The Weeknd“After Hours”
The Weeknd’s epochs can be clearly defined as pre- and post-“Can’t Feel My Face.” The mysterious character of his mixtape trilogy cut an enigmatic figure lurking seedy club and hotel corridors, and producer Max Martin transformed him into a radio-friendly Kids’ Choice Award nominee, a progression that led to an eventual rebirth as a Daft Punk-retrofitted Starboy. He straddled the line on his last EP, My Dear Melancholy, but there has always been an explicit conflict between the volatile, shapeless R&B of his breakthrough and the sophisti-pop of his star turn.

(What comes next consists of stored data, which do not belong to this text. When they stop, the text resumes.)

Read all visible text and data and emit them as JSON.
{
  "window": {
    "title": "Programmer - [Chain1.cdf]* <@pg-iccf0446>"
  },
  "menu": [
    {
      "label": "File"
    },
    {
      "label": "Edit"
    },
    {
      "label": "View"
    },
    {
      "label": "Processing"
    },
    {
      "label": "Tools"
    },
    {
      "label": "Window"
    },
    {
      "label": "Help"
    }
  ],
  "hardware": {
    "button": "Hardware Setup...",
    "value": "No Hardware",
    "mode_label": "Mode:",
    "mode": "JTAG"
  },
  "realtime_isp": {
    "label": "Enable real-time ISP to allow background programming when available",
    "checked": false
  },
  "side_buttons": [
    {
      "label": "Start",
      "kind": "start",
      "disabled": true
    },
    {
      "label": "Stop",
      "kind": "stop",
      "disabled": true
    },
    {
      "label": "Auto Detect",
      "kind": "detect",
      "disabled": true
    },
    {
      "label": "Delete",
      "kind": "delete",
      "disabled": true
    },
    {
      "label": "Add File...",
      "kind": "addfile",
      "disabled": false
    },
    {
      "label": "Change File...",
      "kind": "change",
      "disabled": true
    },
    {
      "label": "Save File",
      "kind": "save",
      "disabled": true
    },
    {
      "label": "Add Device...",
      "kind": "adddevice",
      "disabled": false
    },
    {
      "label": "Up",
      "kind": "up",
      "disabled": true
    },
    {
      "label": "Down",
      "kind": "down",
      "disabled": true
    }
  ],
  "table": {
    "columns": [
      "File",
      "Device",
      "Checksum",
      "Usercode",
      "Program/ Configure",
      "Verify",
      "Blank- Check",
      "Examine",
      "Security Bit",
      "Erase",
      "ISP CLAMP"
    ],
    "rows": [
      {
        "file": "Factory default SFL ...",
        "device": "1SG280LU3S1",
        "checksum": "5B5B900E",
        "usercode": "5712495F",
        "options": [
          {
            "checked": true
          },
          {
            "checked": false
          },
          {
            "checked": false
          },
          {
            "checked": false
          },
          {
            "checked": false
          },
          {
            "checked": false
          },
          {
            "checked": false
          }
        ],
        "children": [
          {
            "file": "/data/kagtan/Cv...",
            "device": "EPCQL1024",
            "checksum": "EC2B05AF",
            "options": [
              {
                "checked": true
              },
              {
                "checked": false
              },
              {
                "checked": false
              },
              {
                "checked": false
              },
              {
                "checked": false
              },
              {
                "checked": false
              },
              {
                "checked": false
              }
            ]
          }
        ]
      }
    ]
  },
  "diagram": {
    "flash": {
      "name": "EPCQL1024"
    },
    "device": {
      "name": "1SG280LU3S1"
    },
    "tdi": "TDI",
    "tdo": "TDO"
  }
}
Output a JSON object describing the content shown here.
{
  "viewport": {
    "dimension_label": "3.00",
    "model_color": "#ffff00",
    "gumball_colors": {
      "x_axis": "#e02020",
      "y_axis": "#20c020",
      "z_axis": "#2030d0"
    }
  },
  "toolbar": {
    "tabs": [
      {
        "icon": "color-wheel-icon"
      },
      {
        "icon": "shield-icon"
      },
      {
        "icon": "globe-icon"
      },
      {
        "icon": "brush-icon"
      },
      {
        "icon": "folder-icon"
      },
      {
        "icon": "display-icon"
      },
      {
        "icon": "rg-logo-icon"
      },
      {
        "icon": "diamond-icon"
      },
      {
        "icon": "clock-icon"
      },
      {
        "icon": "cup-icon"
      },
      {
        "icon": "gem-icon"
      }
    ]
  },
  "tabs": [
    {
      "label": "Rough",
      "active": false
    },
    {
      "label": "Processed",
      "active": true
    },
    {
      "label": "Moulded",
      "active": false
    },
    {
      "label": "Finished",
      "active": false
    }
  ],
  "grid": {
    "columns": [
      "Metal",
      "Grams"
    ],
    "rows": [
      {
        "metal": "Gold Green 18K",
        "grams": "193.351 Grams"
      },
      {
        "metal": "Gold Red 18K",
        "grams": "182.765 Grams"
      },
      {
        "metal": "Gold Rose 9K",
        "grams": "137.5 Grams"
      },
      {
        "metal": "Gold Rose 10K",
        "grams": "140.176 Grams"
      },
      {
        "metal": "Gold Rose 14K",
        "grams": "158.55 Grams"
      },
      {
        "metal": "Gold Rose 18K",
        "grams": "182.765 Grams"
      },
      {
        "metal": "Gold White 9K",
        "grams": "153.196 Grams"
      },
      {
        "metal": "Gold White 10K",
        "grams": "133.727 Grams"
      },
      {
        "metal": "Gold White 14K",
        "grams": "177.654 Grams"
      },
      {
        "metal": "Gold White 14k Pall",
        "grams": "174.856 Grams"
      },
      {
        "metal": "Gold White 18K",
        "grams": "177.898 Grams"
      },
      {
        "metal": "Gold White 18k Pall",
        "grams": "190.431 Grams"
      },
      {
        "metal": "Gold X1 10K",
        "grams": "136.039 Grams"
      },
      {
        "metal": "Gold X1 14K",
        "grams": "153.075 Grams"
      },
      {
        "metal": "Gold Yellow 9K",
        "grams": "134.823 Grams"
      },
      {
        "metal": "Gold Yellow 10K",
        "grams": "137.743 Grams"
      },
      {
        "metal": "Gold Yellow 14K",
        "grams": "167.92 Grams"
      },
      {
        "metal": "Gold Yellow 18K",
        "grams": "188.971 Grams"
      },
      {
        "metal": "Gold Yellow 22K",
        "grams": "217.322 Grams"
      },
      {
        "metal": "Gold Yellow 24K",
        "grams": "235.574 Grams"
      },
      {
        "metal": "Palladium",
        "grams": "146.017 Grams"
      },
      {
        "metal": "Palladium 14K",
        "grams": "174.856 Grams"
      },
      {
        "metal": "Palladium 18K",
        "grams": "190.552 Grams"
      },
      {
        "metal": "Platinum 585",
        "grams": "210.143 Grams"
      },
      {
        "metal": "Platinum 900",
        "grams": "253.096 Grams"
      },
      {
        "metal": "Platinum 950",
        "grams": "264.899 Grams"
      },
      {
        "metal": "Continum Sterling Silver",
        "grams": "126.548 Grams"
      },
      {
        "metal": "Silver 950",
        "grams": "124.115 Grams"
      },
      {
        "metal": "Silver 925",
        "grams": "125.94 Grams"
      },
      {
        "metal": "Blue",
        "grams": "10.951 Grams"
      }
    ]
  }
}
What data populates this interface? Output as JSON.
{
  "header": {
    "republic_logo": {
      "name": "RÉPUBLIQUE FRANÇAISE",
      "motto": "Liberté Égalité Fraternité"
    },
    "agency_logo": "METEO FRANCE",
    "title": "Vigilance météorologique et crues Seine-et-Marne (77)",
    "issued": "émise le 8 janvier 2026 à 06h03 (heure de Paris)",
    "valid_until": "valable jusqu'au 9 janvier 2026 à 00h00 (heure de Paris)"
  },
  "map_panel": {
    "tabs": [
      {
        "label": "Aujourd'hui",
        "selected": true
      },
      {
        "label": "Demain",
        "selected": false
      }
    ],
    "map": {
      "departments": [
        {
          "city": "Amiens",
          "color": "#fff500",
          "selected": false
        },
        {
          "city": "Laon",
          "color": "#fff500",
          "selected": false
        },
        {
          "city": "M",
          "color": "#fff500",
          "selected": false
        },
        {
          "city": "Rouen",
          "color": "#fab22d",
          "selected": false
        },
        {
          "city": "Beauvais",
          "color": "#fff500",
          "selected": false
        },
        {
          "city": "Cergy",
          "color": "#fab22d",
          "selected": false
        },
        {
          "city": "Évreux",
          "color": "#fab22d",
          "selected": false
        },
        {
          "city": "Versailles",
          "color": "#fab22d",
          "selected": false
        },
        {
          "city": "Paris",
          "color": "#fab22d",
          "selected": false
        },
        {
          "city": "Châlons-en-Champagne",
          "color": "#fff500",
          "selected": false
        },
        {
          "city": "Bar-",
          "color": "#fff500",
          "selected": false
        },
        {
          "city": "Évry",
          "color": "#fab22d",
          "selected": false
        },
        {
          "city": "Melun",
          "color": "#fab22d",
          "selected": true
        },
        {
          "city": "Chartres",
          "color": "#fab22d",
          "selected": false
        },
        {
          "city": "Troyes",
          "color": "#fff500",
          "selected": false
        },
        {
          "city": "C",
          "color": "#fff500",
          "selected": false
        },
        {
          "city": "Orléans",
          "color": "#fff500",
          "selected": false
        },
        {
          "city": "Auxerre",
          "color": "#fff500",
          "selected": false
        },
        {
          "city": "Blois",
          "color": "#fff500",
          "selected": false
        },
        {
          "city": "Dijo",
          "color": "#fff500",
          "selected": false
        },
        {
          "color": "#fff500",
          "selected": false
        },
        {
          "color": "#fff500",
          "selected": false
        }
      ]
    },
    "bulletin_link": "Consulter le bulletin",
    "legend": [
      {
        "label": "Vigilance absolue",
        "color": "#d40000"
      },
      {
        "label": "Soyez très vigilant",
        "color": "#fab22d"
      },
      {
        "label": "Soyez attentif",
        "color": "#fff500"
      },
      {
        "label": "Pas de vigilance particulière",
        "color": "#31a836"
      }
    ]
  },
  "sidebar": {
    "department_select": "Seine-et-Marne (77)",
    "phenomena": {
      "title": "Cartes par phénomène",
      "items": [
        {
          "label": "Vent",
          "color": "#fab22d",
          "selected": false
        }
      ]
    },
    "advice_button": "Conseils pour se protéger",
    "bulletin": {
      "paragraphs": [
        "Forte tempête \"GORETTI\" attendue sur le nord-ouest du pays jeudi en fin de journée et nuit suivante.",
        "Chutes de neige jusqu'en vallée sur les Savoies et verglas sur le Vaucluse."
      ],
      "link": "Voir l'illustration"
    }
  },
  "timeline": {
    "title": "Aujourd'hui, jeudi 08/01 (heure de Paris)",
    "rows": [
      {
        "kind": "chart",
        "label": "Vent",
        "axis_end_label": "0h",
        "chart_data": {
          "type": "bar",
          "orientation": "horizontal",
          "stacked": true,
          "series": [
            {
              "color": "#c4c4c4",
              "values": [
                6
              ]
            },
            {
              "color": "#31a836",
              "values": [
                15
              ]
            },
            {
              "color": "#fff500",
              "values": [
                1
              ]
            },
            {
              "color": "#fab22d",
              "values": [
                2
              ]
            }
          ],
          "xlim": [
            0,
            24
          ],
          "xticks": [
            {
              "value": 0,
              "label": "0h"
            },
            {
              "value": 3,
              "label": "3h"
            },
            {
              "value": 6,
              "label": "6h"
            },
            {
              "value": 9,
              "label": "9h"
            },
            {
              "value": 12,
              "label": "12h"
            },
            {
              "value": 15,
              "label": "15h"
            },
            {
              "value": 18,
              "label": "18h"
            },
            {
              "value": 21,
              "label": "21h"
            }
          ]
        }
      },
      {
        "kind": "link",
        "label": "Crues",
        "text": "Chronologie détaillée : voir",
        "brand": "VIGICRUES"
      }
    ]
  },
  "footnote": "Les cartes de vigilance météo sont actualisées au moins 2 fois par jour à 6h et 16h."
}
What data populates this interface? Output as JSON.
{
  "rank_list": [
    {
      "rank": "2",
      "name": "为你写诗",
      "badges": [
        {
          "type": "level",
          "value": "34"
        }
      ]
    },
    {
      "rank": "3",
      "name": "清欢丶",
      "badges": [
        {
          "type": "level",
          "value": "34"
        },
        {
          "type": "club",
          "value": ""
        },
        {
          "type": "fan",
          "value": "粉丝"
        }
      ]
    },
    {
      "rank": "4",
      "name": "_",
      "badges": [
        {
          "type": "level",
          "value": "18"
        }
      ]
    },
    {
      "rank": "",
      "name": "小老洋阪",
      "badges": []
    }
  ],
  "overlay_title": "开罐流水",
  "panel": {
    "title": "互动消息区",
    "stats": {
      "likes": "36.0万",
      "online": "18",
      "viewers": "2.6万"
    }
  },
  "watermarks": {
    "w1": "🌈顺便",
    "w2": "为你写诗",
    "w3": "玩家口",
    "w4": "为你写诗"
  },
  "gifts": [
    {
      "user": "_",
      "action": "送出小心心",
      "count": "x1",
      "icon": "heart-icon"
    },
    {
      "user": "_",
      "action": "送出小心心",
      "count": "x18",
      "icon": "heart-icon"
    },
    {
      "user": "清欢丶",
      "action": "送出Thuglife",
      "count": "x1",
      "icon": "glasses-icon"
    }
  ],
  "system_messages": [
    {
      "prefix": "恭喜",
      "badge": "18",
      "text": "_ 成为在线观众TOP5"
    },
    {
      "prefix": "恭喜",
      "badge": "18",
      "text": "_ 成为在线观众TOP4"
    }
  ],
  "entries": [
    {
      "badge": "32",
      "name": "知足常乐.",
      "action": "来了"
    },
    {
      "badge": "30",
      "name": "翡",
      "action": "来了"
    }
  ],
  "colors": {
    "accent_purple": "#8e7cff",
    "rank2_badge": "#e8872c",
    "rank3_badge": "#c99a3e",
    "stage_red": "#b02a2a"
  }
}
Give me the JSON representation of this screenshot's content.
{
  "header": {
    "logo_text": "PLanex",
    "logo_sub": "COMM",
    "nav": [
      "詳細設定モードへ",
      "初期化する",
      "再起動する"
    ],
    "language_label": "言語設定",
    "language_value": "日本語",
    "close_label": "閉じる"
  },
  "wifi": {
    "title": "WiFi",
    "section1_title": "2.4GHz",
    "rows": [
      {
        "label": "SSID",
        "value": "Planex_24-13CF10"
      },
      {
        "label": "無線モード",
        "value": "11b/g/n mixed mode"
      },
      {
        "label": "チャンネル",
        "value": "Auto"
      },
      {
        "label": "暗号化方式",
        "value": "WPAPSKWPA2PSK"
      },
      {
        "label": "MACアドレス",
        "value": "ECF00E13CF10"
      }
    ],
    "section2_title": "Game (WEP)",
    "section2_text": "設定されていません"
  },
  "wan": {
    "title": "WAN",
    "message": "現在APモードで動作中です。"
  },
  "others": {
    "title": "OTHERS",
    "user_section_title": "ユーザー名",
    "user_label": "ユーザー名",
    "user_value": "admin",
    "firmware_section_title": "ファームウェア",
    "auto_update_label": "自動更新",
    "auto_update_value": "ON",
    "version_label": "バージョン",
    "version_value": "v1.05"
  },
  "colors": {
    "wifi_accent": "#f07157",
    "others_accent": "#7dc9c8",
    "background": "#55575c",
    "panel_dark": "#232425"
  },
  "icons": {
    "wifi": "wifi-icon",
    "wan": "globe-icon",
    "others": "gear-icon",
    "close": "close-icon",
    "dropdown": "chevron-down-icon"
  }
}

Co-produced by the Weeknd, Trilogy mastermind Illangelo, frequent collaborator DeHeala, and singer-songwriter Mario Winans
The Weeknd did it Martin’s way on the upbeat, incandescent “Blinding Lights,” an obvious contender for Top 40 radio charts. Now he’s reverting back to old habits for “After Hours,” the title track from his upcoming album. Well, sort of—while the track is moody, long, and somewhat restless, it is never as spellbinding as his old work nor as advanced as his newer material. Co-produced by the Weeknd, Trilogy mastermind Illangelo, frequent collaborator DeHeala, and singer-songwriter Mario Winans, the song opens with his old signature style—falsetto, echoes, and recurrent tones—until suddenly it erupts into dance production. “I turned into the man I used to be,” he sings, but the transformation is incomplete, and he seems stuck halfway.
While the song’s dark atmospherics are reminiscent of the Weeknd’s early music, there is a noticeable thematic shift: “After Hours” is an apology for who he was and a vow to change. It is a remorseful pivot away from unapologetic hedonism. “I was running away from facin’ reality/Wastin’ all of my time on living my fantasies,” he sings. This is the Weeknd at his most repentant and cliche, willing to give it all up just to hold her close. The irony is that the man he’s apologizing for is the same emotionally abusive low-life featured on the album’s lead single, “Heartless.” It seems these shifts in the Weeknd’s mood are as inevitable as the phases of the moon he prowls under.